Mary Roach strikes me as an extremely enthusiastic woman. Her books focus on a single particular topic and then she explores everything you can imagine in and around that theme. Gulp: Adventures on the Alimentary Canal is a rather fascinating look at that happens on the journey in and out of the human body. The ick factor is pretty high as Roach speaks with experts on everything from saliva, stomach acid and constipation.
In classic Roach style, this is not a dry work of science. She takes great joy in her subject’s expertise, and some of her footnotes made me laugh out loud. In a chapter addressing whether a human could survive being swallowed by a whale, I especially enjoyed:
While a seaman might survive the suction and swallow, his arrival in a sperm whale’s stomach would seem to present a new set of problems.*
*I challenge you to find a more innocuous sentence containing the words ‘sperm’, ‘suction’, ‘swallow’ and any homophone of ‘seaman’. And then call me up on the homophone and read it to me.

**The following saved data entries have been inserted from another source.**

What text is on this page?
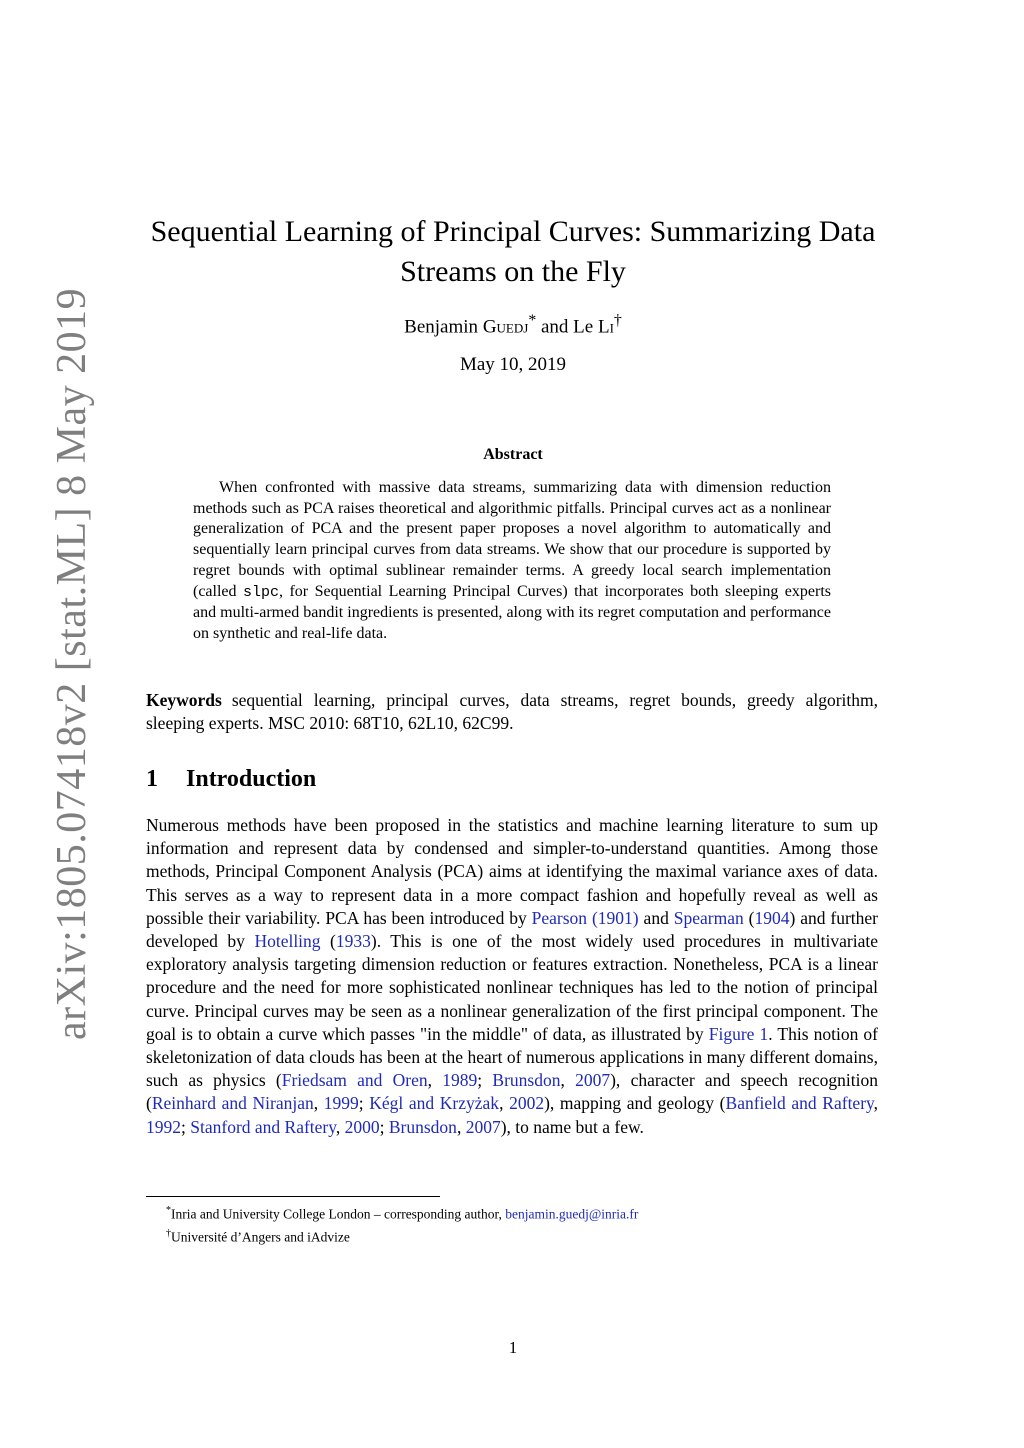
arXiv:1805.07418v2 [stat.ML] 8 May 2019
Sequential Learning of Principal Curves: Summarizing Data
Streams on the Fly
Benjamin Guedj* and Le Li†
May 10, 2019
Abstract
When confronted with massive data streams, summarizing data with dimension reduction methods such as PCA raises theoretical and algorithmic pitfalls. Principal curves act as a nonlinear generalization of PCA and the present paper proposes a novel algorithm to automatically and sequentially learn principal curves from data streams. We show that our procedure is supported by regret bounds with optimal sublinear remainder terms. A greedy local search implementation (called slpc, for Sequential Learning Principal Curves) that incorporates both sleeping experts and multi-armed bandit ingredients is presented, along with its regret computation and performance on synthetic and real-life data.
Keywords sequential learning, principal curves, data streams, regret bounds, greedy algorithm, sleeping experts. MSC 2010: 68T10, 62L10, 62C99.
1 Introduction
Numerous methods have been proposed in the statistics and machine learning literature to sum up information and represent data by condensed and simpler-to-understand quantities. Among those methods, Principal Component Analysis (PCA) aims at identifying the maximal variance axes of data. This serves as a way to represent data in a more compact fashion and hopefully reveal as well as possible their variability. PCA has been introduced by Pearson (1901) and Spearman (1904) and further developed by Hotelling (1933). This is one of the most widely used procedures in multivariate exploratory analysis targeting dimension reduction or features extraction. Nonetheless, PCA is a linear procedure and the need for more sophisticated nonlinear techniques has led to the notion of principal curve. Principal curves may be seen as a nonlinear generalization of the first principal component. The goal is to obtain a curve which passes "in the middle" of data, as illustrated by Figure 1. This notion of skeletonization of data clouds has been at the heart of numerous applications in many different domains, such as physics (Friedsam and Oren, 1989; Brunsdon, 2007), character and speech recognition (Reinhard and Niranjan, 1999; Kégl and Krzyżak, 2002), mapping and geology (Banfield and Raftery, 1992; Stanford and Raftery, 2000; Brunsdon, 2007), to name but a few.
*Inria and University College London – corresponding author, benjamin.guedj@inria.fr
†Université d’Angers and iAdvize
1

Following a fairly chronological sequence of events, I particularly enjoyed chapters on how animals taste food differently than humans (I will be looking at those cat treats in the supermarket more critically from now on), the practicalities inherent in drug smuggling (from both ends), and the existence of something called a ‘megacolon’ (measuring 28 inches in circumference!). I feel extremely well prepared for the next dinner party someone makes the mistake in inviting me to.
I would still consider Stiff: The Curious Lives of Human Cadavers and Packing for Mars: The Curious Science of Life in the Void to be the best Roach books, but I did enjoy this one. Being simultaneously grossed out and amused by a non-fiction writer seems to me to be a pretty good benchmark for a worthwhile read.